Cholera has foiled John Snow at every turn, but now he has it pinned down at Broad Street... and he won't let it escape again.

England: The Broad Street Pump - 3: Map of the Blue Death - Extra History

Comments

The fact that he, who interviewed these people, and their priest, who sat with them, survived it, also puts the lie to the miasma theory.

Douglas Goldstein

The poor probably didn't waste their time, firewood, gas, coal, etc., boiling every cup of water they drank, and September in London is hot--not exactly tea weather. As the "seepage" confirms, cholera only needs one glass of water to infect someone.

Douglas Goldstein

Does anyone know when tea became the none alcoholic staple drink for England? The boiling of water should have been able to kill the cholera if the people drank nothing but tea and beer.

Parker

With history as broad (no pun intended, though belatedly enjoyed) as it is, I love productions like Extra History for pointing out the areas I wouldn't have thought to look. Thank you for your hard work!

kiranokira

I was thinking about this too, and my bet is that he didn't get sick because he knew not to drink the water. And importantly, he knew that BEFORE he began his investigation, so he never exposed himself to the disease.

Chase Denecke

Ah...

Brian Rose

He did know something Jon Snow!

Michael Jebbett

Why didnt John Snow go to the registrar first?

Kris Price

Warpole!

Adam "Lux-Vertas" Youdontneedtoknowmysurname

Ye Olde Ghost Map

Jeff DigitalAirAire

I must thank you for this. I got home late from the office after hours of paperwork and signatures and careful documentation of my experiments, growing somewhat sick of it. And when I watched this, I just realized how important documentations are, maybe not today or tomorrow but farther in the future. I may not become the next John Snow but if I can be the guy that wrote down the data for someone to use years later to better humanity, I am content enough.

Hung Nguyen

A very interesting and new (to me) bit of history. What I am surprised at is that Snow never contracted anything himself. Quite often in these types of stories, the doctor fighting the disease runs themselves so ragged that they end up victims of the disease they are fighting or some other malady brought about by the general state of disease.

Kathyrne

Next week is a look at the sanitation developments which removed "The Great Stink" and probably put an end to Choleric London. Then a one-off about a figure in British Medical History.

RMS Oceanic

Awesome series, but if that's all, then what comes next (after the Lies)?

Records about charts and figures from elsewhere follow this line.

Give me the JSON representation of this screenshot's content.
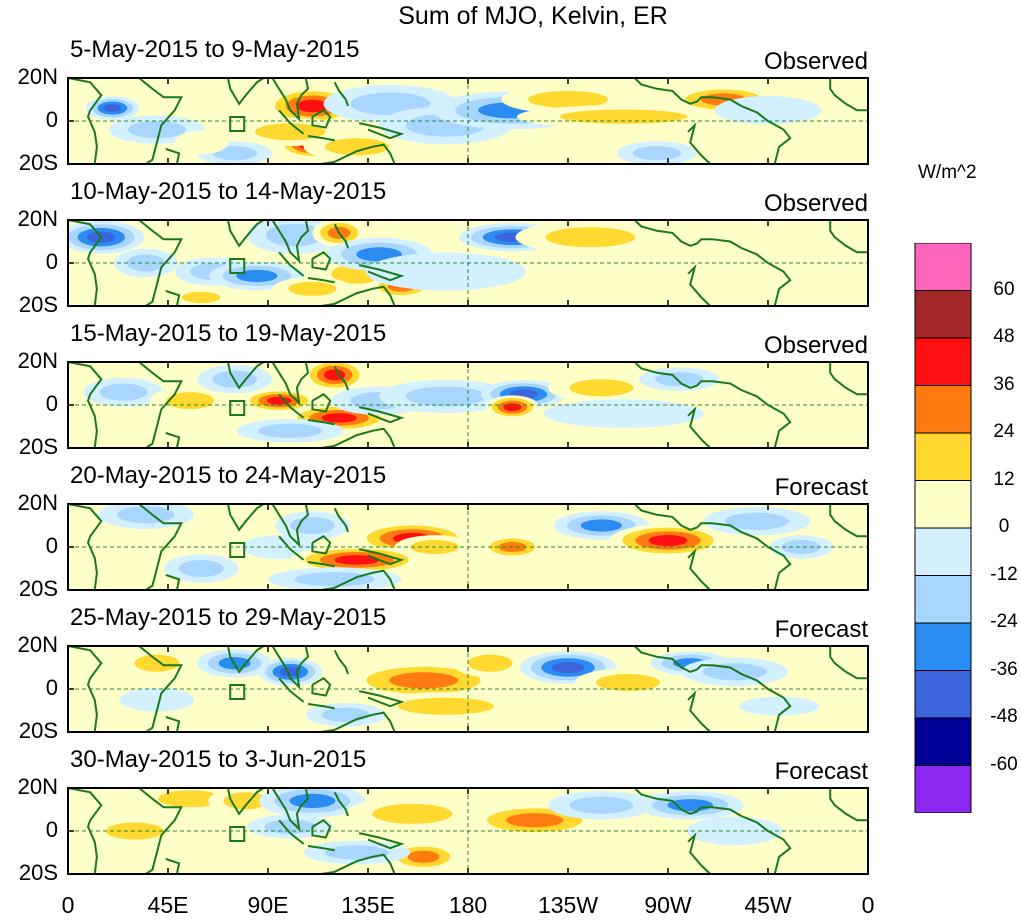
{
  "title": "Sum of MJO, Kelvin, ER",
  "panels": [
    {
      "date_range": "5-May-2015 to 9-May-2015",
      "status": "Observed",
      "blobs": [
        [
          20,
          6,
          10,
          5,
          -40
        ],
        [
          40,
          -4,
          18,
          6,
          -22
        ],
        [
          75,
          -15,
          14,
          5,
          -18
        ],
        [
          110,
          7,
          18,
          8,
          40
        ],
        [
          112,
          -11,
          15,
          6,
          55
        ],
        [
          100,
          -5,
          22,
          6,
          15
        ],
        [
          130,
          -12,
          20,
          6,
          22
        ],
        [
          145,
          8,
          25,
          8,
          -22
        ],
        [
          170,
          -2,
          25,
          8,
          -18
        ],
        [
          200,
          5,
          30,
          8,
          -30
        ],
        [
          225,
          10,
          25,
          6,
          18
        ],
        [
          250,
          2,
          40,
          5,
          14
        ],
        [
          265,
          -15,
          15,
          5,
          -14
        ],
        [
          295,
          10,
          20,
          6,
          30
        ],
        [
          315,
          5,
          20,
          6,
          -10
        ],
        [
          60,
          -10,
          10,
          5,
          12
        ]
      ]
    },
    {
      "date_range": "10-May-2015 to 14-May-2015",
      "status": "Observed",
      "blobs": [
        [
          15,
          12,
          16,
          7,
          -40
        ],
        [
          35,
          0,
          12,
          6,
          -18
        ],
        [
          65,
          -4,
          14,
          6,
          -20
        ],
        [
          85,
          -6,
          18,
          6,
          -30
        ],
        [
          102,
          13,
          18,
          8,
          -20
        ],
        [
          122,
          14,
          10,
          6,
          35
        ],
        [
          130,
          -5,
          16,
          7,
          20
        ],
        [
          110,
          -12,
          15,
          5,
          25
        ],
        [
          150,
          -11,
          12,
          5,
          30
        ],
        [
          140,
          4,
          20,
          7,
          -30
        ],
        [
          200,
          12,
          20,
          6,
          -40
        ],
        [
          235,
          12,
          28,
          7,
          25
        ],
        [
          250,
          0,
          40,
          6,
          8
        ],
        [
          170,
          -4,
          30,
          8,
          -8
        ],
        [
          60,
          -16,
          12,
          4,
          20
        ]
      ]
    },
    {
      "date_range": "15-May-2015 to 19-May-2015",
      "status": "Observed",
      "blobs": [
        [
          25,
          6,
          15,
          6,
          -18
        ],
        [
          55,
          2,
          15,
          6,
          18
        ],
        [
          75,
          12,
          14,
          6,
          -20
        ],
        [
          95,
          2,
          14,
          5,
          40
        ],
        [
          120,
          14,
          12,
          7,
          40
        ],
        [
          122,
          -6,
          20,
          6,
          40
        ],
        [
          140,
          2,
          18,
          6,
          -25
        ],
        [
          170,
          4,
          25,
          7,
          -18
        ],
        [
          205,
          5,
          16,
          6,
          -40
        ],
        [
          200,
          -1,
          10,
          5,
          45
        ],
        [
          240,
          8,
          20,
          6,
          20
        ],
        [
          275,
          12,
          15,
          5,
          -25
        ],
        [
          250,
          -4,
          30,
          6,
          -10
        ],
        [
          100,
          -12,
          20,
          5,
          -18
        ]
      ]
    },
    {
      "date_range": "20-May-2015 to 24-May-2015",
      "status": "Forecast",
      "blobs": [
        [
          35,
          15,
          18,
          6,
          -20
        ],
        [
          60,
          -10,
          14,
          6,
          -18
        ],
        [
          95,
          0,
          14,
          5,
          -12
        ],
        [
          110,
          10,
          14,
          6,
          -20
        ],
        [
          155,
          4,
          22,
          7,
          40
        ],
        [
          130,
          -6,
          25,
          6,
          45
        ],
        [
          200,
          0,
          12,
          5,
          30
        ],
        [
          165,
          0,
          15,
          5,
          20
        ],
        [
          240,
          10,
          18,
          6,
          -30
        ],
        [
          270,
          3,
          22,
          7,
          42
        ],
        [
          310,
          12,
          20,
          6,
          -18
        ],
        [
          330,
          0,
          12,
          5,
          -25
        ],
        [
          120,
          -15,
          25,
          5,
          -15
        ]
      ]
    },
    {
      "date_range": "25-May-2015 to 29-May-2015",
      "status": "Forecast",
      "blobs": [
        [
          40,
          12,
          14,
          6,
          20
        ],
        [
          75,
          12,
          14,
          6,
          -28
        ],
        [
          100,
          8,
          12,
          6,
          -40
        ],
        [
          160,
          4,
          30,
          8,
          35
        ],
        [
          170,
          -8,
          30,
          6,
          18
        ],
        [
          190,
          12,
          14,
          6,
          20
        ],
        [
          225,
          10,
          18,
          7,
          -45
        ],
        [
          252,
          3,
          20,
          6,
          20
        ],
        [
          280,
          12,
          15,
          5,
          -28
        ],
        [
          300,
          8,
          20,
          6,
          -15
        ],
        [
          125,
          -12,
          15,
          5,
          -18
        ],
        [
          320,
          -8,
          15,
          4,
          -12
        ],
        [
          40,
          -5,
          14,
          5,
          -10
        ]
      ]
    },
    {
      "date_range": "30-May-2015 to 3-Jun-2015",
      "status": "Forecast",
      "blobs": [
        [
          55,
          15,
          20,
          6,
          20
        ],
        [
          80,
          14,
          14,
          6,
          22
        ],
        [
          110,
          14,
          20,
          7,
          -35
        ],
        [
          100,
          2,
          16,
          5,
          -18
        ],
        [
          155,
          8,
          25,
          7,
          25
        ],
        [
          160,
          -12,
          14,
          6,
          32
        ],
        [
          210,
          5,
          25,
          7,
          36
        ],
        [
          240,
          12,
          20,
          6,
          -18
        ],
        [
          280,
          12,
          20,
          6,
          -30
        ],
        [
          300,
          0,
          18,
          6,
          -12
        ],
        [
          130,
          -10,
          20,
          5,
          -15
        ],
        [
          30,
          0,
          18,
          6,
          15
        ]
      ]
    }
  ],
  "lat_labels": [
    "20N",
    "0",
    "20S"
  ],
  "x_ticks": [
    "0",
    "45E",
    "90E",
    "135E",
    "180",
    "135W",
    "90W",
    "45W",
    "0"
  ],
  "colorbar": {
    "unit": "W/m^2",
    "levels": [
      "60",
      "48",
      "36",
      "24",
      "12",
      "0",
      "-12",
      "-24",
      "-36",
      "-48",
      "-60"
    ],
    "colors": [
      "#ff66bb",
      "#a52828",
      "#ff1010",
      "#ff7a10",
      "#ffd830",
      "#ffffc8",
      "#d2f0ff",
      "#a8d6ff",
      "#2a8cf0",
      "#3c64dc",
      "#000096",
      "#8a28f0"
    ]
  },
  "chart_data": {
    "type": "heatmap",
    "title": "Sum of MJO, Kelvin, ER",
    "xlabel": "",
    "ylabel": "",
    "x_range": [
      0,
      360
    ],
    "y_range": [
      -20,
      20
    ],
    "x_ticks": [
      "0",
      "45E",
      "90E",
      "135E",
      "180",
      "135W",
      "90W",
      "45W",
      "0"
    ],
    "y_ticks": [
      "20N",
      "0",
      "20S"
    ],
    "color_levels": [
      -60,
      -48,
      -36,
      -24,
      -12,
      0,
      12,
      24,
      36,
      48,
      60
    ],
    "unit": "W/m^2",
    "panels": [
      "5-May-2015 to 9-May-2015",
      "10-May-2015 to 14-May-2015",
      "15-May-2015 to 19-May-2015",
      "20-May-2015 to 24-May-2015",
      "25-May-2015 to 29-May-2015",
      "30-May-2015 to 3-Jun-2015"
    ]
  }
}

Veteran of the Mushroom Wars

Another bit of history I'd never really known (combined with a fact of life I've taken for granted) :) I love it when you guys cover relatively obscure bits of history like this, even when I know there's more 'exciting' topics like all 'dem wars :P

The Cayute

It's weird working in the medical industry that we actually thought like this only a hundred or so years ago that disease just sat in the air (they're not wrong there are airborne contagions) but that it took so much for Snow to point out that disease can spread through water. Also, I saw what you did there with the committee.

Sean Sarff

I noticed a certain somebody on the health committee...

Bryan (MightyAxeMan)

This was a great series. One of the better ones since the seminal tragedy. Although My european bias is obviously to be taken into account.

Luknai

Well duh *showing the actual water pump* :D The guy on the left side of the committee seems familiar :D You are awesome(ness) :*

Martin Ockovsky

This was the episode that really made the music feel appropriate. Awesome. However I'm surprised you didn't mention the anecdote of a cholera death in an otherwise clean area, until it was revealed the victim once lived near the Broad Street Pump and had water from it sent to her hecause she liked it. I recall that anecdote being a powerful argument for John Snow.